Einen Herzschlag später schoss der Archetype einer Kugel gleich durch die dunklen Passagen des Abwasserkanals. Er wurde nicht einmal langsamer, als seine Schritte gut verborgene Fallen auslösten. Vergiftete Bolzen hissten durch die Luft und hämmerten in sein steinhartes Fleisch, brachten ihn jedoch ebenso wenig nieder wie die Fallbeile und Speerfallen. Nichts hielt ihn auf und als sich eine schwere, mit Rost überzogene Panzertür aus der Dunkelheit vor ihm schälte, beschleunigte er nur und schmetterte in das zentimeterdicke Stahlschott mit der Wucht einer Abrissbirne.
***
Das ohrenbetäubende Kreischen der Alarmsirenen rettete Leonora vor einem Schicksal, das schlimmer war als der Tod. Smoke riss überrascht die Augen auf und würgte die schleimige Wucherung aus halb-durchsichtigem Proto-Fleisch wieder herunter, die begonnen hatte, sich aus dem Rachen zu schieben. Es sprang würgend auf, stolperte auf eine Art Wandschrank zu und riss die kunstvoll verzierten Türen mit einem gezischten „Nuke-Shit!" auf.

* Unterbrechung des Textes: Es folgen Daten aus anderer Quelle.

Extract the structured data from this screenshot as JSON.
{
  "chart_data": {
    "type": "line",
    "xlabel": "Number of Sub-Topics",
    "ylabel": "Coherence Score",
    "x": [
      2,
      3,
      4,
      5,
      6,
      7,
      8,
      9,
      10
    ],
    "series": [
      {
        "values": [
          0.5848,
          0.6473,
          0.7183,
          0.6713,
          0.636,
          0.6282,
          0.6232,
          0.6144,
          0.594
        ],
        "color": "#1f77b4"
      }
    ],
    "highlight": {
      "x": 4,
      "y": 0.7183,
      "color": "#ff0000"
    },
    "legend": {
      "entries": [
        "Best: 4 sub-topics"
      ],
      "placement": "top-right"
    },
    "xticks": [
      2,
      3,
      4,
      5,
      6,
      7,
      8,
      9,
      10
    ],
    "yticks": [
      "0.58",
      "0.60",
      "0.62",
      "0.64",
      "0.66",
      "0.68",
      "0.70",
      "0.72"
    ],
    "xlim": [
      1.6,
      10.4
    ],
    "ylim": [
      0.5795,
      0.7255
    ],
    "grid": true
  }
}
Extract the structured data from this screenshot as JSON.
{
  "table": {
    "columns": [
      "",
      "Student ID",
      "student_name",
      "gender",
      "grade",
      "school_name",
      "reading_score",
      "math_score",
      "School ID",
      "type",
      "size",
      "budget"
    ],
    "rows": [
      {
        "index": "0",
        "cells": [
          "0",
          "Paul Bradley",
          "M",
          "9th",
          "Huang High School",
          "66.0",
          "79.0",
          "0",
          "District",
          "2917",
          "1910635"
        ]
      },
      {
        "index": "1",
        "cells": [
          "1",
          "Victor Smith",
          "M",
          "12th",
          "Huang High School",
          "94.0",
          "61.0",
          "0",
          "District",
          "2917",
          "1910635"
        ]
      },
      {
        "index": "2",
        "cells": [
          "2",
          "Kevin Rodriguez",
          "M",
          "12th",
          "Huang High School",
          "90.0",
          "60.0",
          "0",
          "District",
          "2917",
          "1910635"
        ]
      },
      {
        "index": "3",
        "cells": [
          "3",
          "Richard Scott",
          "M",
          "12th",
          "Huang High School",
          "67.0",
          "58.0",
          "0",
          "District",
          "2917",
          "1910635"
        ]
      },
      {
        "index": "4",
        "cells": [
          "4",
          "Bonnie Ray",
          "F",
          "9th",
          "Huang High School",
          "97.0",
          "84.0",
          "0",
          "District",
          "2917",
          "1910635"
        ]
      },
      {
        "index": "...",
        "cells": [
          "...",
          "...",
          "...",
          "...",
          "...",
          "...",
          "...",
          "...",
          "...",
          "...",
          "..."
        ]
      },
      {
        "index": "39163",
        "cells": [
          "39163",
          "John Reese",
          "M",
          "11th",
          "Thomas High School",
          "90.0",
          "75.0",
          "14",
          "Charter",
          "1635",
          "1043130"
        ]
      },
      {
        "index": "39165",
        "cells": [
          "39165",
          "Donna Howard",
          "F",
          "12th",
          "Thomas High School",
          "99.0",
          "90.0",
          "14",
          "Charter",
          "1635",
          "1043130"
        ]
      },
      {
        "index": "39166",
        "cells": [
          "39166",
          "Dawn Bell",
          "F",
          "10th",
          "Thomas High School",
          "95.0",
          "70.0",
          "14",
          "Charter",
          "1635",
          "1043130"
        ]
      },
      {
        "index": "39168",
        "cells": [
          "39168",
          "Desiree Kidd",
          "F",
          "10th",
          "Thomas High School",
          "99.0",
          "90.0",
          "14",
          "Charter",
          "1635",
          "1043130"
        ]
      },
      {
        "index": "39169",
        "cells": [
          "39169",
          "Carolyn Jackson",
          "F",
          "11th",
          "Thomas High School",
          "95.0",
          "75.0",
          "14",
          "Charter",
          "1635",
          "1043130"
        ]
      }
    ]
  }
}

Unheilvolles rotes Licht spülte über den Skinwalker und eine Computerkonsole mit mehreren Monitoren kam zum Vorschein. Die meisten Bildschirme zeigten flimmernde Kameraansichten und die Worte „Alarm" und „Eindringling" huschten darüber. Leonora wusste nicht, was den Alarm ausgelöst hatte und es war ihr auch egal. Jetzt zählte nur, dass sie Zeit gewonnen hatte und sie würde verdammt sein, wenn sie diese ungenützt verstreichen ließ – und zwar buchstäblich.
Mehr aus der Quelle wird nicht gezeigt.